1 de novembro de 2022

Na última semana Whistler, a cidade não tão grande da Colúmbia Britânica, passou por grandes mudanças climáticas, fazendo os moradores tirarem os casacos mais grossos do armário, e com o congelamento de alguns canais de água, irem para as pistas de patinações ao ar livre.

E isso era ótimo. Com as crianças se aglomerando nas pistas a céu aberto, a arena de gelo central acabava ficando um pouco mais calma. Era bom não precisar se preocupar em treinar apenas tarde da noite.

Hoje, Malu e Renan decidiram me acompanhar com a desculpa de que não tinham nada pra fazer em casa, não que eu achasse ruim a companhia deles, é só que deve ser chato pra cacete ficar me vendo se estabanar no chão centenas de vezes.

- É sério, vocês podem dar uma volta por Whistler, vou passar a tarde inteira aqui, não vai ser nada legal me assistir.

Renan dá de ombros sentando na arquibancada.
- Você nunca se incomodou em deixar a gente ver os seus treinos...

- E eu não me incomodo, só fico preocupado com vocês.

A morena ao lado de Renan arqueava a sua sobrancelha direita, seu semblante de desconfiada, enquanto me ouvia falar.
- O que você tá escondendo da gente, Jão?

Bufo impaciente calçando os meus patins.

- Eu não tô escondendo nada! É só que acho que regredi desde a última vez que vocês me assistiram.

- Impossível, você treina feito louco todo santo dia, só sai daqui pra trabalhar e dormir...

Permaneço calado.

Exatamente. Eu só treinava, incansavelmente e não havia melhora nenhuma. Esse era o motivo pelo qual as minhas noites de sono se tornavam mais turbulentas e ansiosas.
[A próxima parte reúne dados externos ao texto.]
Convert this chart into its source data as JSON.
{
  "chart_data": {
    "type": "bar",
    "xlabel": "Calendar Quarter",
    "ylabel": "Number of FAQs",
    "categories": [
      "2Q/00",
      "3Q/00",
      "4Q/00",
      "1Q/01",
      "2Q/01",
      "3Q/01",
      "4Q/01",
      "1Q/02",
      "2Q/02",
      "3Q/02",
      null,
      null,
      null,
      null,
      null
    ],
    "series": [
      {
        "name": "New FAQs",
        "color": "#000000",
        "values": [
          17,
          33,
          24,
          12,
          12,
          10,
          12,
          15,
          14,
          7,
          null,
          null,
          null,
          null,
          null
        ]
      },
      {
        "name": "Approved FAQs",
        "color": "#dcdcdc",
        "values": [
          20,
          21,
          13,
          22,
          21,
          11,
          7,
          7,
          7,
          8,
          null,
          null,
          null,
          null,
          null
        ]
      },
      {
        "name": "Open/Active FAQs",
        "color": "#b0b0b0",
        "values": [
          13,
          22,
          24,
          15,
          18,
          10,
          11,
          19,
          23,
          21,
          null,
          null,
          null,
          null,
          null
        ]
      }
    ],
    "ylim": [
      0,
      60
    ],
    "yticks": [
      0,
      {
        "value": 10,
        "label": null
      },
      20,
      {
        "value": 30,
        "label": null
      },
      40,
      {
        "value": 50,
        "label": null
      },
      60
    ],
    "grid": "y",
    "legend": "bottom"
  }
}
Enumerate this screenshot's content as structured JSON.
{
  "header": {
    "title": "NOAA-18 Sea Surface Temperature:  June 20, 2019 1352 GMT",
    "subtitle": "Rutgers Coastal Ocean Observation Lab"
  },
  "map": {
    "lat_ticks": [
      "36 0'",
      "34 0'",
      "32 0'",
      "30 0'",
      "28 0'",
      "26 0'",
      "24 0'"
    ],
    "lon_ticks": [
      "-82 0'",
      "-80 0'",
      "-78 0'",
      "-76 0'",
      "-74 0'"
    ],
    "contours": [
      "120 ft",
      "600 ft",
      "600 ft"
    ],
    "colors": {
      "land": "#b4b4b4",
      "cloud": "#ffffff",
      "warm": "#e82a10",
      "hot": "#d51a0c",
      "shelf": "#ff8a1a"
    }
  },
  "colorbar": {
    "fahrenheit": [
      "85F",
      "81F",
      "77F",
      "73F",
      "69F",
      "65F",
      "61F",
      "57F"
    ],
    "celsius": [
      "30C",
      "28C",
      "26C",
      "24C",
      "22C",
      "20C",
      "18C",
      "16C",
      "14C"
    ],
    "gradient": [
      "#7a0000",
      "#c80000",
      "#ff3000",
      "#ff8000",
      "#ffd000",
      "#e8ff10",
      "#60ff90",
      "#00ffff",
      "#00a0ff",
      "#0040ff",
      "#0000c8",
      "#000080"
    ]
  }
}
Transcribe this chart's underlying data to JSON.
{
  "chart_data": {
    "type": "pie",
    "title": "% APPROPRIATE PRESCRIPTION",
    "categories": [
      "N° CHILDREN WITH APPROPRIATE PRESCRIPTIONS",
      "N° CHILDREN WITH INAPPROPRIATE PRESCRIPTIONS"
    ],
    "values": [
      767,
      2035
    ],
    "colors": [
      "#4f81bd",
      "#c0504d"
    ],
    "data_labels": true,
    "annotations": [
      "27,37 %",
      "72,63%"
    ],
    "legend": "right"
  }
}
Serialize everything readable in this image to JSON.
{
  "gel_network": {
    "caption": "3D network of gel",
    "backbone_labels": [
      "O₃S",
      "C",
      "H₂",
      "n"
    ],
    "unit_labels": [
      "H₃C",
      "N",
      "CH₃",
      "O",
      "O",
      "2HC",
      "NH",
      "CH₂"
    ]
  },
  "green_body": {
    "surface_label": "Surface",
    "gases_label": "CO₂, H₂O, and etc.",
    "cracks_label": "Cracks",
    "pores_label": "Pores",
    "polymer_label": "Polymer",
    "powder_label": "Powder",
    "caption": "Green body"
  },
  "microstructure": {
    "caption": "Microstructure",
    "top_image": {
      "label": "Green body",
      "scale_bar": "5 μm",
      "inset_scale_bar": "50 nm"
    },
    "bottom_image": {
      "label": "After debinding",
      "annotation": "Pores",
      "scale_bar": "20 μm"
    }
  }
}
Eu sabia que sem o controle das minhas crises de ansiedade e de um treinador, minhas chances de molhorar eram mais difíceis. O grande problema é que esse tipo de situação fugia do meu alcance; não era o primeiro nem o segundo treinador que pedia demissão e a ansiedade... bem, a ansiedade sempre estaria alí independente do que eu fizesse para controlá-la.

- Tá vendo? Impossível você ter regredido. Agora deixa de timidez e mostre pra gente que em 2026 a medalha de ouro das olimpíadas de inverno é sua!
Malu bate animadamente as mãos ao lado de Renan que sorria esperançoso.

Me despeço deles em um suspirar frustrado enquanto caminho até a arena sendo vigiado a cada movimento meu.

Eu estava cansado de decepcionar todos eles.

Entre soluços me forço a levantar do gelo. Estava cada vez mais difícil ignorar o sentimento de exaustão física e mental que eu sentia.

Quatro incansáveis horas já haviam se passado mas a coreografia de "Rocket Men" continuava se repetindo na minha cabeça como um jogo sujo de tortura voltando a me recordar o quão merda eu estava.

Fecho os olhos prendendo o choro.

Era tão humilhante saber que eu sempre estaria fadado a isso, não é como se eu pudesse largar a patinação e seguir outros rumos, outros sonhos, outras conquistas, eu estava preso a ela de uma forma tão cruel e verdadeira que me fazia pensar que eu precisava mais da patinação do que de ar para respirar, eu me sentia vivo por ela, é o desejo de brilhar que continua a me impulsionar e a não desistir, mesmo que eu estivesse perdendo uma vida por conta disso.